The Private AI Series, Course 1, Part 2
Limitations of information flows: My summary of lesson 3 of the first course in The Private AI Series by OpenMined
- Limitations of Information Flows
- The Copy Problem
- The Bundling Problem
- The Recursive Enforcement Problem
- Conclusion
Limitations of Information Flows
In part 1 of my summary of the Private AI series we covered lesson 2. This lesson was all about information flows and how they are fundamental to our society and human collaboration. We also learned about how information flows are often broken today because of the privacy-transparency trade-off.
- The copy problem
- The bundling problem
- The recursive enforcement problem
The Copy Problem
There are laws attempting to prevent people from misusing information, like HIPPA or GDPR or CCPA. But they are really difficult to enforce.
That's why the copy problem is so important as a technical issue. Because - no matter what the law says - it determines what people actually can do with a piece of information.
You might be tempted to say: uncontrolled copying of all information sounds terrible, let's stop this! But be careful. While the copy problem might hurt you sometimes, it is also protecting some of your most treasured freedoms. While anyone who stores your information can make copies of it, you can also copy anyone's data that you store. Any attempt to limit this ability could have a big impact on your life.

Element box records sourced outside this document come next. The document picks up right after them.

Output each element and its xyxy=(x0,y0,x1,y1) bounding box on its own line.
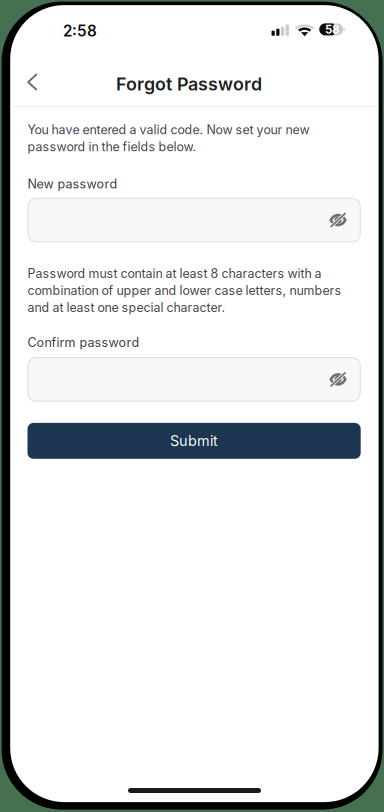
button[interactable]: Submit xyxy=(28,423,361,459)
staticText: 58 xyxy=(325,23,339,37)
staticText: New password xyxy=(28,176,118,192)
staticText: Submit xyxy=(170,432,218,450)
button[interactable]: Show confirm password xyxy=(28,357,361,402)
button[interactable]: Back xyxy=(17,66,48,98)
staticText: 2:58 xyxy=(63,22,97,40)
staticText: Confirm password xyxy=(28,335,140,350)
staticText: Forgot Password xyxy=(116,73,262,95)
staticText: You have entered a valid code. Now set y… xyxy=(28,122,310,154)
button[interactable]: Show new password xyxy=(28,198,361,242)
staticText: Password must contain at least 8 charact… xyxy=(28,266,342,315)
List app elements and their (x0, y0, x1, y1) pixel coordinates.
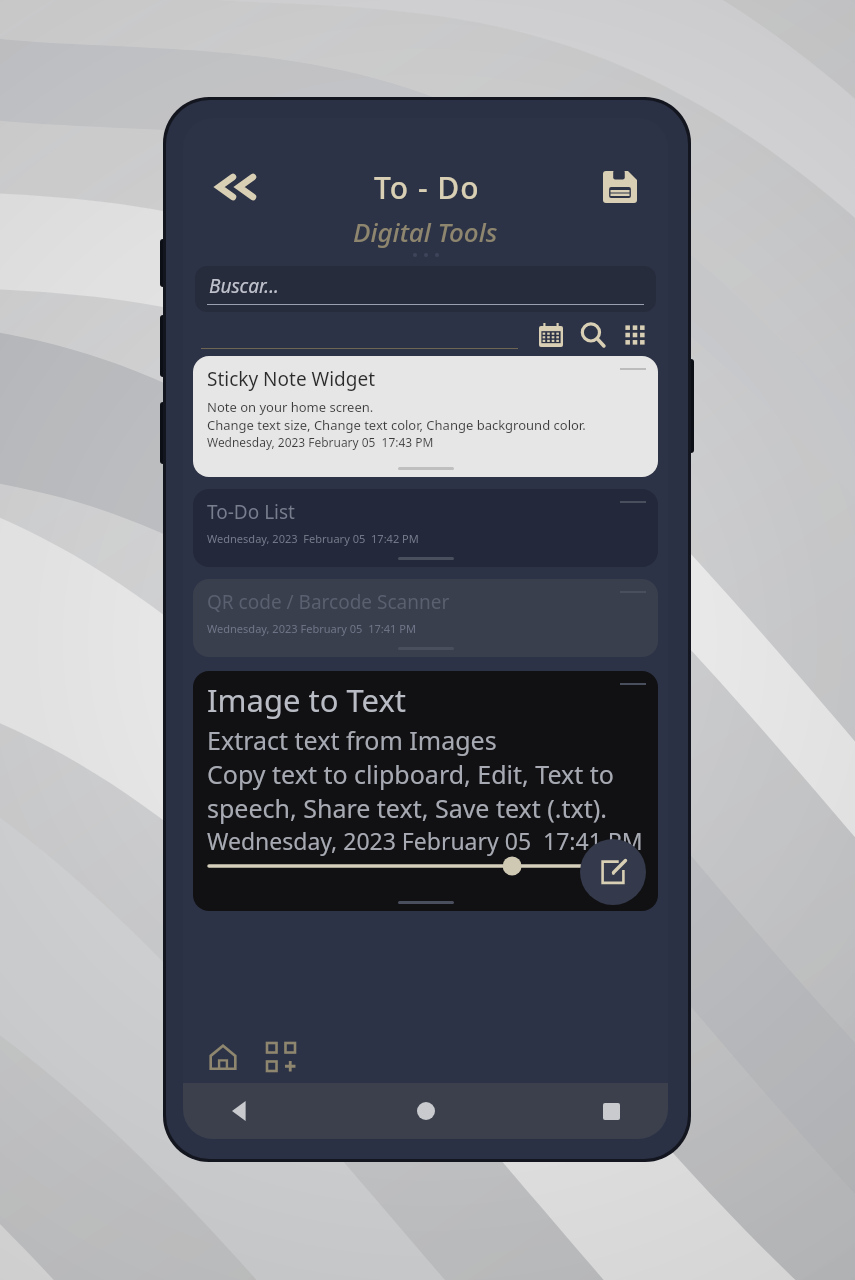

Example: Digital piracy - the sharing of copyrighted songs, movies, software - is a classic example of the copy problem. As soon as a digital copy of a file is sold to the first customer, this customer could share it with all other potential customers. There is no way for the copyright holder to control this.
In reaction to this, the entertainment industry developed DRM software. You can read about DRM in this comprehensive article.
But funding for the creation of art also stands at risk. Artists deserve compensation for the value they create!
An ideal solution would be a very selective enforcement of a copy limitation. Unfortunately, this is impossible to do: computers are machines that operate by making copies. Even a stream is a download - without a save button. But you still can make copies of the content. To prevent data from being copied, you need incredibly invasive software.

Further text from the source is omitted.